When I unpacked on Sými at the end of May it was different. I set up the dark room before I hung my shirts. I found Sými even more beautiful than I remembered, perhaps because it was the place in the photograph, and I wanted to enter the world I had seen in the photograph of the white Vespa. To be sure. And in landing on Sými I did seem to enter that world. I found the house on the first day. Driving with the owner up to it, when he said, That’s it, gesturing toward a house half hidden by rocks on the bluff overhead, a low yellow house with rust-red shutters and door, I had known it was the house for me. Walking through the cool rooms, looking through the old, wavy glass down toward Yialós, everything in me said, Yes, this is the place. I signed a lease for four months, with an option to renew at a reduced rate for the off-season.

The next day I hired a taxi and moved in. The house was small, but the design was strong; it held its own with the landscape, with the cliffs out back and the yard of exposed boulders, with the few gnarled olives and large agaves. There were two big pots of jasmine on either side of the front door, and a weathered table and chairs under the largest of the olives, where the shade was deep. The view rolled over a tumbled landscape, all dry, beautiful in sandy stone and yellowed grasses, and that smoky green of trees and shrubs in arid countries.

There was a small bedroom, hardly bigger than a closet, where I set up the dark room, and a small, hard, island bed in an alcove in the main room, where I planned to sleep. The house had escaped serious remodeling; it still had hand-carved wooden cupboards, built-in Turkish-style low couches, and a saw-edged mantle over the hearth.

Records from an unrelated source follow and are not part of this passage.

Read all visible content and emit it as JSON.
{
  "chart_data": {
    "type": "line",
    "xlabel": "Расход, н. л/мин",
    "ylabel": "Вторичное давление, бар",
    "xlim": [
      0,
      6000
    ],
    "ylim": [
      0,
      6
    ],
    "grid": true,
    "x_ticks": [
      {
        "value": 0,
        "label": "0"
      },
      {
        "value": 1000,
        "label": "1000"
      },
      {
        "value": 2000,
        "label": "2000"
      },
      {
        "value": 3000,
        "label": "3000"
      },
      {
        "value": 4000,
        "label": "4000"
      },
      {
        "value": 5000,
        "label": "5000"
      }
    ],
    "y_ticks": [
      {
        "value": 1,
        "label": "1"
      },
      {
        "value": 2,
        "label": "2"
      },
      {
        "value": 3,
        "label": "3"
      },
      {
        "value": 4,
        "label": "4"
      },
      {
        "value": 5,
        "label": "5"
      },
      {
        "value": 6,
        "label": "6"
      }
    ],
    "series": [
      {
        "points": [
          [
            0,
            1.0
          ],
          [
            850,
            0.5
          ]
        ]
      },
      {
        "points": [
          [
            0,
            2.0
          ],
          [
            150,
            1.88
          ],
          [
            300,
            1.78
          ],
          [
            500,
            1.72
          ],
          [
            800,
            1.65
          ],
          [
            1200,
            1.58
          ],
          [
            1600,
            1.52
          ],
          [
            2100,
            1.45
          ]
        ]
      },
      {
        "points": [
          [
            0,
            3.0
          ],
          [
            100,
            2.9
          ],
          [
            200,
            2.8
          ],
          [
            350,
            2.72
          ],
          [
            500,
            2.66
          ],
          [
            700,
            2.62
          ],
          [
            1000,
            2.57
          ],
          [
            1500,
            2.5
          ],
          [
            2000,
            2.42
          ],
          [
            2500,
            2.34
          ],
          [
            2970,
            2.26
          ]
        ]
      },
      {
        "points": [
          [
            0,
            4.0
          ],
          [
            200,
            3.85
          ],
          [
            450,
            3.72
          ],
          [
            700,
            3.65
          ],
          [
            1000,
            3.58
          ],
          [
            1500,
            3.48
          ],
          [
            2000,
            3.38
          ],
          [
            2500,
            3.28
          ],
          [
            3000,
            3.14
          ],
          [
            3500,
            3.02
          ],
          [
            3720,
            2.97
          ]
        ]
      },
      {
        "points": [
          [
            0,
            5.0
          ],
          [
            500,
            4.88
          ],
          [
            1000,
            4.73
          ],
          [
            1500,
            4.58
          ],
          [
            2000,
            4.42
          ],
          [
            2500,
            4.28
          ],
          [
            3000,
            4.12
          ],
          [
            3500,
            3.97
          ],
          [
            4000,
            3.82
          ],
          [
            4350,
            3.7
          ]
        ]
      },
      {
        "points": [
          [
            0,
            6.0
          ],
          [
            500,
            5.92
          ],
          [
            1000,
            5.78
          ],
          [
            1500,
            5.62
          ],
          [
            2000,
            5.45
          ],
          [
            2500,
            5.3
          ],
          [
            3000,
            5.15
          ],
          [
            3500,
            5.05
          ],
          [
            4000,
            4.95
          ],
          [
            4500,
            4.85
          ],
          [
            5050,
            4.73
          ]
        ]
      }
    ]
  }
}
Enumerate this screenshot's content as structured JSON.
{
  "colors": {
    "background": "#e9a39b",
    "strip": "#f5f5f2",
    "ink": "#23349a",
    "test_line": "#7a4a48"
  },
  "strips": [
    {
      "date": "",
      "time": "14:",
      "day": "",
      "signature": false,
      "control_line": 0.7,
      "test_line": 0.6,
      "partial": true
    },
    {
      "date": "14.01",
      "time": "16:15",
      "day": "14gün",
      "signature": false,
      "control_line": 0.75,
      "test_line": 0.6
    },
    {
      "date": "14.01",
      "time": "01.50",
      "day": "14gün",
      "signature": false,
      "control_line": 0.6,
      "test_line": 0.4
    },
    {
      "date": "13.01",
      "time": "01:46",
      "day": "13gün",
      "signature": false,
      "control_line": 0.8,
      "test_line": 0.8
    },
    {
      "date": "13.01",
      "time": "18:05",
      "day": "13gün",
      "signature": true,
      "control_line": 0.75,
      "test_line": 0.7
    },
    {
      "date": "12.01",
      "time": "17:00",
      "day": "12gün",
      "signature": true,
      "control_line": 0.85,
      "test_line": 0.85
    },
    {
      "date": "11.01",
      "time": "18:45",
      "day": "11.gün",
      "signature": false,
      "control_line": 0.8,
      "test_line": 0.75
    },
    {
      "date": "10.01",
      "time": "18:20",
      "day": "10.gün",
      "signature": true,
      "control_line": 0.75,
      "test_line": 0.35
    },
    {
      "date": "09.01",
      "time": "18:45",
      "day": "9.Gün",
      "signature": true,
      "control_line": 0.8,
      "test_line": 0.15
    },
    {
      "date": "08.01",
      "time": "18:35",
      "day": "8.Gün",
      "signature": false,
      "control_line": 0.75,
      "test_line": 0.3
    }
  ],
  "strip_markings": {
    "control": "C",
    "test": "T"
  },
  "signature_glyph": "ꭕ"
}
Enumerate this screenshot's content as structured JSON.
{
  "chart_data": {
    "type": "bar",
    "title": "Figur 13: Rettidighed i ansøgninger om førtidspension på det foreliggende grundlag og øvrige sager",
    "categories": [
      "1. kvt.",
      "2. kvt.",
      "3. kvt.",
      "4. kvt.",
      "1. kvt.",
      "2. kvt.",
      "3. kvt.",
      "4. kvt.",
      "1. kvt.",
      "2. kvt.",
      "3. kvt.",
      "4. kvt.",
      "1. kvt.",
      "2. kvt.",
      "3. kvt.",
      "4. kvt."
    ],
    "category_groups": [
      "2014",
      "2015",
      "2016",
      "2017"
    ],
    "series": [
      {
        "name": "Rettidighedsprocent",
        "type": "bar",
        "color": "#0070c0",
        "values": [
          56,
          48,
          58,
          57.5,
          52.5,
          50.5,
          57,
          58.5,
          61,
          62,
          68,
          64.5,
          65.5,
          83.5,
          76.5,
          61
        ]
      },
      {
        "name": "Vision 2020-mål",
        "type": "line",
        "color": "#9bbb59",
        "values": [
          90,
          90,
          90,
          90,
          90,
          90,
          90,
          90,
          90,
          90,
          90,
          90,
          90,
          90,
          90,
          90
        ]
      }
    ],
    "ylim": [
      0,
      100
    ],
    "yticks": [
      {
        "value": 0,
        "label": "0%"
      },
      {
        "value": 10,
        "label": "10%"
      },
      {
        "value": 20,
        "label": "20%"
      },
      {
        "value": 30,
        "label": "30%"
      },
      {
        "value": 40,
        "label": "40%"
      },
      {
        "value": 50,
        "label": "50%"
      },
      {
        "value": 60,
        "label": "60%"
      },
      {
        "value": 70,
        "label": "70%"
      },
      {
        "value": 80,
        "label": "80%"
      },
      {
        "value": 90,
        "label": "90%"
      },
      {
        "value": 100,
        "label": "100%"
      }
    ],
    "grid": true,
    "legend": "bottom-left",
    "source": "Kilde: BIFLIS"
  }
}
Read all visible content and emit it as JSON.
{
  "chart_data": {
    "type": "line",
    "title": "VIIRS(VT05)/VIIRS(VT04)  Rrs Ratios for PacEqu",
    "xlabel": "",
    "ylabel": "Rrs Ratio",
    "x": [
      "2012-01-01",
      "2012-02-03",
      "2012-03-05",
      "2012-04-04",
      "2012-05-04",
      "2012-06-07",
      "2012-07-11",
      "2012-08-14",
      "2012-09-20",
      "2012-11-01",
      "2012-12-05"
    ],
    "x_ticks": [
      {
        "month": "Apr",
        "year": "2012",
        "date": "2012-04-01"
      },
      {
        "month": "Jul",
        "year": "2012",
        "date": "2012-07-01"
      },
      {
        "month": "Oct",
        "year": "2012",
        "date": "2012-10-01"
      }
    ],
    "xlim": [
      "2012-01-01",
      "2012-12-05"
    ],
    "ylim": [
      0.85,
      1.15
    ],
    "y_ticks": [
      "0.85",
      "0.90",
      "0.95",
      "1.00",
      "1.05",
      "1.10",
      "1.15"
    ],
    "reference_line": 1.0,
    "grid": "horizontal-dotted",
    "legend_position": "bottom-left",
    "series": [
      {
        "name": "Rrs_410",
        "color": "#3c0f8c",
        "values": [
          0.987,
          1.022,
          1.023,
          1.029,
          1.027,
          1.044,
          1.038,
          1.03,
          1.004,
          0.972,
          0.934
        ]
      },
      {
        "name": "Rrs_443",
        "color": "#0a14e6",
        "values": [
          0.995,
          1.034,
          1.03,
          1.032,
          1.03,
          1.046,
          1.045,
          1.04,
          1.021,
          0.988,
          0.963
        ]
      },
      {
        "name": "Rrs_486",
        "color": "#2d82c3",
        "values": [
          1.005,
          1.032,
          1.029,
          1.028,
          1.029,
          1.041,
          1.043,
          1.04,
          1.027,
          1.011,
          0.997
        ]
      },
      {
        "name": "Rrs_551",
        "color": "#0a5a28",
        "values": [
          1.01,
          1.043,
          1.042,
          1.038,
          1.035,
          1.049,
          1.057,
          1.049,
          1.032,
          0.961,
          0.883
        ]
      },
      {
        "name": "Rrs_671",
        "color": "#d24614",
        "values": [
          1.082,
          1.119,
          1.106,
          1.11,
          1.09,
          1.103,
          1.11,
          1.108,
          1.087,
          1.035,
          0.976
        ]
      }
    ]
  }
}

Very rough wooden floors, the grain standing ribbed above the worn away spaces in between. I loved the place all at once.

I walked into town, down a road that followed the bends of a dry wash. In the quiet, the insects hummed. And then I was in town and making inquiries about a motorbike. I was directed to a shop and in a row of mostly new and newish motorbikes saw a couple of old Vespas, one blue and one white. I only took one out for a test ride, the white Vespa, and only haggled a little over the price. It ran well, puttering up the steep road to my new house without undue difficulty.

That evening, I finished unpacking, putting the photograph of the man in white on the mantle. If anything, I was drawn to the photo more than ever, and I looked at it several times in the edgy light of the bare bulb that hung from the ceiling. Finally, I began to entertain the suspicion that the Vespa in the photograph might be the same one that was parked in the yard under a tree. I noted the pattern of dents and creases then took my flashlight out into the night to check. I felt very odd out there, bending over the bike in the dark, discovering that it was indeed the same one that was in the photograph. Just for a second, I felt I had become someone else. I clicked off the light. I had thought I wanted to be someone else, but it felt wrong, more like possession than getting free. But it was only a feeling, and by the time I’d picked my way back to the house by starlight, I felt fine, felt that things were going my way.